Americans were appalled at the news that an intruder with a knife was able to leap over a fence, cross an extensive lawn, burst through the open door and run through the White House before finally being brought down — but the author Jeffrey Robinson said yesterday that standards had been sliding for more than a decade.
Mr Robinson, author of Standing Next To History, an inside account of an agent’s life guarding Ronald Reagan, said the rot had set in after 9/11, when George W Bush removed the service from the oversight of the US Treasury. It was put into the new Department of Homeland Security, alongside everything from the coastguard to disaster relief, border controls and immigration — “a terrible mishmash, an awful morass of nonsense”, Mr Robinson said.
The White House, always on the lookout for photo opportunities for the president, had compromised security, he said — an example of which was the risky stunt in 2003 when Mr Bush was flown on to an aircraft carrier in a fixed-wing jet to make his “mission accomplished” speech.
Last year, President Obama appeared before a huge crowd during the Martin Luther King memorial celebrations at the Lincoln Memorial — without a Secret Service agent within 30ft of him. “He’s got his back to 50,000 people, any one of whom could have a long-distance rifle,” Mr Robinson said.
A new, taller fence was taking shape outside the White House yesterday, but it will require more than an extra foot of metal railings to protect the service from criticism.

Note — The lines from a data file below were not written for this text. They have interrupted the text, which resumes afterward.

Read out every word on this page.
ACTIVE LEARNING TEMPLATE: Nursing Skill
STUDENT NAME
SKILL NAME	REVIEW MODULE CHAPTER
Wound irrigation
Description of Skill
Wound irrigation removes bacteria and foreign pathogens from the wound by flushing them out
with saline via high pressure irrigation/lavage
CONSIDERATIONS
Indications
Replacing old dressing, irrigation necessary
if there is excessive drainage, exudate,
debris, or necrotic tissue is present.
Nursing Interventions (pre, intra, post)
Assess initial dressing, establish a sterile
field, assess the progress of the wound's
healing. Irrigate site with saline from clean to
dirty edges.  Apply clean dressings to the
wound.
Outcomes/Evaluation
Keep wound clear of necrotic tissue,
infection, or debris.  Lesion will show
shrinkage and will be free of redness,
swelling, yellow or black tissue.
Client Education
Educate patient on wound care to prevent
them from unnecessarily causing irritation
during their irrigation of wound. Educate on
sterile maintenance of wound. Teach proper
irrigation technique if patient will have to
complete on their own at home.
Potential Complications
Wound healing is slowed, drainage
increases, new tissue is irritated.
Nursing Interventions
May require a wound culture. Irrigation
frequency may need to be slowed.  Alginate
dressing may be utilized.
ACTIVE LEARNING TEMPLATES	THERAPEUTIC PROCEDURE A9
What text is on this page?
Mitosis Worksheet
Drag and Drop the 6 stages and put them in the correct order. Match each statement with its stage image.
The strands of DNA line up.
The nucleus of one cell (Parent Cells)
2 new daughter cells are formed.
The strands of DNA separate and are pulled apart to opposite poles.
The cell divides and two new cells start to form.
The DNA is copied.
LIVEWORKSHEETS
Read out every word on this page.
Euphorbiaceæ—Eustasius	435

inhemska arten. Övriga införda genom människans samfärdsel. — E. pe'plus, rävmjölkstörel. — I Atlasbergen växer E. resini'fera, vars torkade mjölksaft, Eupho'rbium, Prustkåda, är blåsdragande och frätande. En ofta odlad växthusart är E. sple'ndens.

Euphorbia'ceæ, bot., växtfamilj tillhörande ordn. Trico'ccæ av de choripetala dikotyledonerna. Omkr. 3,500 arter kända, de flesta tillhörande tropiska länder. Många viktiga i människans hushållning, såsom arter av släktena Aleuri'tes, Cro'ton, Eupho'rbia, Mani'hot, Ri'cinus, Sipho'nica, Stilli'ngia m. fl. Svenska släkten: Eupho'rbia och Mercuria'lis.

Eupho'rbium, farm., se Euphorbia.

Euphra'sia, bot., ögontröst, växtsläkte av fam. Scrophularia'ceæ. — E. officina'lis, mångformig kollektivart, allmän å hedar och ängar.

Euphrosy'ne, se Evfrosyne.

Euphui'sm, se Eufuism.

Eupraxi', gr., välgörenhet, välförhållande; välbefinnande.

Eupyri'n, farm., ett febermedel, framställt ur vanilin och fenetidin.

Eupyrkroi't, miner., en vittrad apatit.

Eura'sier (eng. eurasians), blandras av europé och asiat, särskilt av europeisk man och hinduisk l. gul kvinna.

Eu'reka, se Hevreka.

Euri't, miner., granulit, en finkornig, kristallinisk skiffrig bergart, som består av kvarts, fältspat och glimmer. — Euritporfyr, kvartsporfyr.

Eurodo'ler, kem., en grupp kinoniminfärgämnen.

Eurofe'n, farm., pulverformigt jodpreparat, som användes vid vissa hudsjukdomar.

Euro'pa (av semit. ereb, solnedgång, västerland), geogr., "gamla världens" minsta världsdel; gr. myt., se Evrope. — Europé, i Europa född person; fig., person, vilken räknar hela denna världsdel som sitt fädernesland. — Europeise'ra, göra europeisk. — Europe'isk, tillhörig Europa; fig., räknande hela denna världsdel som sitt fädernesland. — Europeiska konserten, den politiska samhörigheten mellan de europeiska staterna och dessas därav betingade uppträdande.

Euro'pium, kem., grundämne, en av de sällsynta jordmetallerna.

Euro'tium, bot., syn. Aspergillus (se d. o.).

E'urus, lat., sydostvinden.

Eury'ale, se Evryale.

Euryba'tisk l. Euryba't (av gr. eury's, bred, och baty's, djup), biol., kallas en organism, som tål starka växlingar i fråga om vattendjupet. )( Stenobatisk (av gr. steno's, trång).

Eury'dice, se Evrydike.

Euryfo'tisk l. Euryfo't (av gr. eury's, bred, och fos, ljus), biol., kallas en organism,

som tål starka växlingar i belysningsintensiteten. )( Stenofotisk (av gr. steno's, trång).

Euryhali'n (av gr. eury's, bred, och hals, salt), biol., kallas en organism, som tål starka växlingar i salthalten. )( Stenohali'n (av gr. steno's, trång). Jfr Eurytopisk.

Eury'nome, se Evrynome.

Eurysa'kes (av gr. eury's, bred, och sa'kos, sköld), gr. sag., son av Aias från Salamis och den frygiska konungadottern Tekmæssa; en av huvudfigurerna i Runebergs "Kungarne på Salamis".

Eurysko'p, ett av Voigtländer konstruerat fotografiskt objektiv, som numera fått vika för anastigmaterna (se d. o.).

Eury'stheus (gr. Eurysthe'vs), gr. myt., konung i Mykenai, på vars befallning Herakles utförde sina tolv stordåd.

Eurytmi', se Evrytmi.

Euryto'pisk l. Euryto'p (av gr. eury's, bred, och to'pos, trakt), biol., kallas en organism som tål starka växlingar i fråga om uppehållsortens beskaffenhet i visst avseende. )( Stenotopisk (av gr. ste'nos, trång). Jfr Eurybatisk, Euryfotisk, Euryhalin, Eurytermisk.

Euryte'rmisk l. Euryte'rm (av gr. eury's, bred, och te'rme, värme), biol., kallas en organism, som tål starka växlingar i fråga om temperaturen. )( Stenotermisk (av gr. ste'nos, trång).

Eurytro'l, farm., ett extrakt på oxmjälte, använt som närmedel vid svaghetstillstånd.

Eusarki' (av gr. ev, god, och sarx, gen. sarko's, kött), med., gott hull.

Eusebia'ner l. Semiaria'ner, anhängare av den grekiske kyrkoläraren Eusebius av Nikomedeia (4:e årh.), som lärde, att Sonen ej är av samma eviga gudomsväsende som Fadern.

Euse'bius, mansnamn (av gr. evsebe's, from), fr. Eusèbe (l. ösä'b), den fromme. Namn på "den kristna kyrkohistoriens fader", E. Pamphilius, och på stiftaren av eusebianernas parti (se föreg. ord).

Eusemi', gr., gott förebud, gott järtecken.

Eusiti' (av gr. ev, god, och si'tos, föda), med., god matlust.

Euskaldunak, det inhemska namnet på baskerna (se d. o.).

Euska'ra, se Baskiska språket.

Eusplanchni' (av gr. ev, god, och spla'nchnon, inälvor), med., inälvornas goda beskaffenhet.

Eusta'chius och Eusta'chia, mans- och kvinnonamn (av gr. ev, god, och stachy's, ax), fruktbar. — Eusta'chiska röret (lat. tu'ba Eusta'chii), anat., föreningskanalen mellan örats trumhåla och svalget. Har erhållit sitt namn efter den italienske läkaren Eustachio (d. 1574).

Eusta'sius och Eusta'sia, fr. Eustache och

Ms Pierson quit when full details of the intrusion at the White House were compounded by revelations that, days earlier, a man with a criminal record and armed with a gun managed to share a lift with Mr Obama in Atlanta.
“She deserved to get fired, because she failed, she put the president’s life at risk, she forgot to lock the front door. The guy in the elevator in Atlanta — that’s inexplicable. How in the world could that possibly happen? It’s a hanging offence.”
Joe Clancy, a former head of the presidential protection division of the Secret Service, has been brought out of retirement to steady the ship.
Mr Robinson said the only solution was for the Secret Service to be taken back into the Treasury, “where there is real oversight, and it is not treated as a neglected old aunt in the attic”.